As far as financing I would recommend putting away as a much money as possible right now. Talk to several small banks in the area and see what their financing criteria would be. Many have portfolio loans that do not require FHA rules. Purchase with 20-25% down
A third option is a hard money refi. While many banks will not lend outright without 25% down or more, some will refi an existing mortgage as long as there is equity of 20-30%. Find a bank willing to do this, locate a private or hard money source and purchase the house, then refi into a regular mortgage.
I have been purchasing rentals this way for the last 7 years. I usually average 5-10k out of pocket on homes from 50k-150k. I have done this in 4 different states.

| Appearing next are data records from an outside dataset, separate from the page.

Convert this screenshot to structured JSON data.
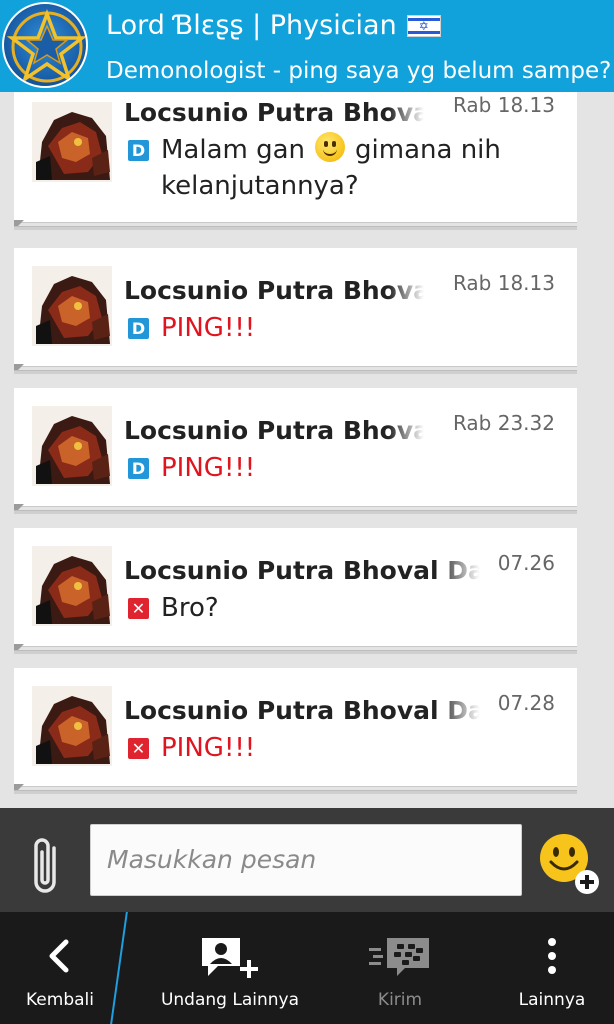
{
  "header": {
    "title": "Lord Ɓlɛʂʂ | Physician",
    "subtitle": "Demonologist - ping saya yg belum sampe?"
  },
  "colors": {
    "header_bg": "#12a2db",
    "delivered_badge": "#2196d9",
    "failed_badge": "#e0242f",
    "ping_text": "#e0141e",
    "accent_divider": "#1e9fe0"
  },
  "messages": [
    {
      "sender": "Locsunio Putra Bhoval",
      "time": "Rab 18.13",
      "status": "D",
      "status_type": "delivered",
      "text_before": "Malam gan",
      "text_after": "gimana nih kelanjutannya?",
      "has_emoji": true
    },
    {
      "sender": "Locsunio Putra Bhoval",
      "time": "Rab 18.13",
      "status": "D",
      "status_type": "delivered",
      "text": "PING!!!"
    },
    {
      "sender": "Locsunio Putra Bhoval",
      "time": "Rab 23.32",
      "status": "D",
      "status_type": "delivered",
      "text": "PING!!!"
    },
    {
      "sender": "Locsunio Putra Bhoval Dae",
      "time": "07.26",
      "status": "✕",
      "status_type": "failed",
      "text": "Bro?"
    },
    {
      "sender": "Locsunio Putra Bhoval Dae",
      "time": "07.28",
      "status": "✕",
      "status_type": "failed",
      "text": "PING!!!"
    }
  ],
  "composer": {
    "placeholder": "Masukkan pesan",
    "attach_icon": "paperclip-icon",
    "emoji_icon": "emoji-add-icon"
  },
  "actionbar": {
    "back_label": "Kembali",
    "invite_label": "Undang Lainnya",
    "send_label": "Kirim",
    "more_label": "Lainnya"
  }
}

@Jason Miller that's what I'm wondering - if we are married can I still purchase in my name alone? He is in the process of purchasing at this moment, so he has a full year ahead of him that he must live in his home (FHA financed as well).

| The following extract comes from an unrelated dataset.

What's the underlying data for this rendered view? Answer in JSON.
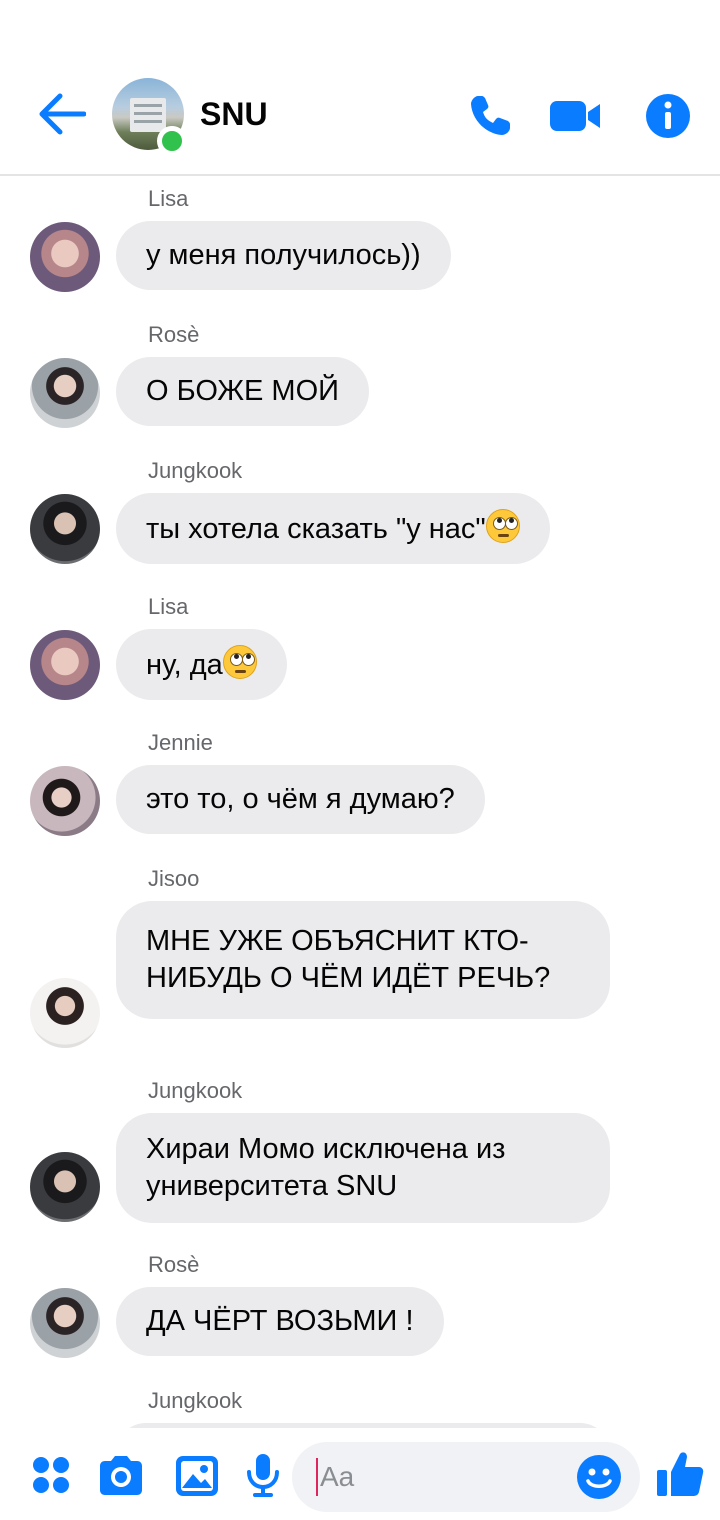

Your ideas are great, I had not thought of your third option. Thanks for the tips!!
You can purchase in your name alone when you're married but if there is a divorce then it will vary by state and circumstance as far as what will happen.
Another affidavit you may encounter in the future that is even more retarded is when the city won't let you pull your own permits on an investment property unless you sign a statement saying you are going to live in the property.

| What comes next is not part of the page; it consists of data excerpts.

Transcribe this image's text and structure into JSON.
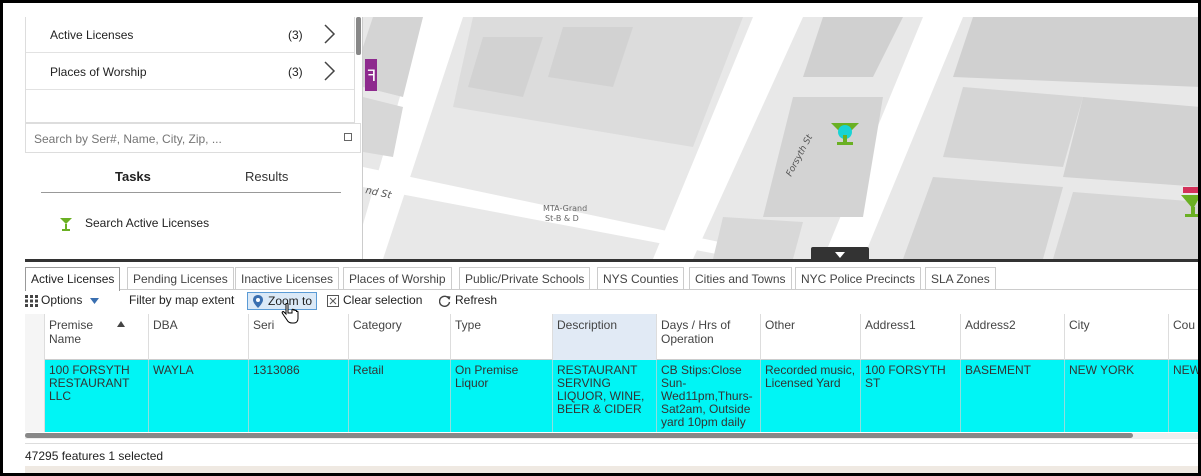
{
  "layer_list": {
    "items": [
      {
        "name": "Active Licenses",
        "count": "(3)"
      },
      {
        "name": "Places of Worship",
        "count": "(3)"
      }
    ]
  },
  "search": {
    "placeholder": "Search by Ser#, Name, City, Zip, ..."
  },
  "panel_tabs": {
    "tasks": "Tasks",
    "results": "Results"
  },
  "tasks": {
    "search_active_licenses": "Search Active Licenses"
  },
  "map": {
    "street_1": "nd St",
    "street_2": "Forsyth St",
    "station_line1": "MTA-Grand",
    "station_line2": "St-B & D"
  },
  "attr_tabs": [
    "Active Licenses",
    "Pending Licenses",
    "Inactive Licenses",
    "Places of Worship",
    "Public/Private Schools",
    "NYS Counties",
    "Cities and Towns",
    "NYC Police Precincts",
    "SLA Zones"
  ],
  "toolbar": {
    "options": "Options",
    "filter": "Filter by map extent",
    "zoom": "Zoom to",
    "clear": "Clear selection",
    "refresh": "Refresh"
  },
  "grid": {
    "columns": [
      "Premise Name",
      "DBA",
      "Serial",
      "Category",
      "Type",
      "Description",
      "Days / Hrs of Operation",
      "Other",
      "Address1",
      "Address2",
      "City",
      "County"
    ],
    "column_display": [
      "Premise\nName",
      "DBA",
      "Seri",
      "Category",
      "Type",
      "Description",
      "Days / Hrs of\nOperation",
      "Other",
      "Address1",
      "Address2",
      "City",
      "Cou"
    ],
    "rows": [
      [
        "100 FORSYTH RESTAURANT LLC",
        "WAYLA",
        "1313086",
        "Retail",
        "On Premise Liquor",
        "RESTAURANT SERVING LIQUOR, WINE, BEER & CIDER",
        "CB Stips:Close Sun-Wed11pm,Thurs-Sat2am, Outside yard 10pm daily",
        "Recorded music, Licensed Yard",
        "100 FORSYTH ST",
        "BASEMENT",
        "NEW YORK",
        "NEW"
      ]
    ]
  },
  "status": {
    "text": "47295 features  1 selected"
  },
  "colors": {
    "selected_row": "#00f5f5",
    "map_bg": "#e8e8e8",
    "building": "#d6d6d6",
    "accent_green": "#6ab023",
    "marker_purple": "#8e2a8e"
  }
}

It all depends on your state. I know Maryland can be a pain. We live in CO. I owned our first house before we were married. Our current home is only in my wife's name. We did that to allow us 20 properties as opposed to 10. The bank was made fully aware of what we were doing and they had no issues.
My wife has to sign a document when we purchased our MO properties even though she is not on the loan or deed. CO, MN and WI had no restrictions.
I would have bought and moved into 4plexes every 6 months if I could have. My wife did not want to move that much, so we found a nice fixer. We use the equity for a heloc that allows for quite a bit of our real estate activity. We have used it for down payments, fix and flip loans, and small business loans.
There are many options for you. Paula Pant wrote a recent post on her blog (affordanything.com) about renting spare rooms. She earned enough in 2 years to buy a house free and clear.
You should get your "Genius" award revoked for your answers in this thread.
That much risk for first investment property? I'd pass.
FHA with a duplex where you live on one side and rent the other yes.
I'd find portfolio lenders in my area and build relationships from the get go. Cause that's what I'm currently trying to do.
My genius award was awarded because I suggested to someone that they move an arms dealer in the same duplex as their drug dealing tenant so that the community has a one-stop shop for drugs and guns.
In any case, I do know what I'm talking about and I'm sorry that you disagree with me.
I would like to rescind my comment that she not live in her FHA OO residence the first year in order to avoid the possible risk of prosecution for mortgage fraud.
@Jason Miller such great information. Thank you so much!
We're not against investing together in the future, but I was wondering if we'd have more flexibility by me making my own initial purchase without him, as you mentioned you and your wife did. Seems like that may be the case.
@Kristy Good I should mention that we were able to do this because my wife qualified for the loan on her own. Some banks will require both people sign, shop around until you find one that will qualify you on your own. Having both people sign the documents is an extra guarantee for the bank, so they will try to push you in that direction.
We bought a house well within our means which allows us to put away 30% of our income towards properties. We are by no means in the high saver category.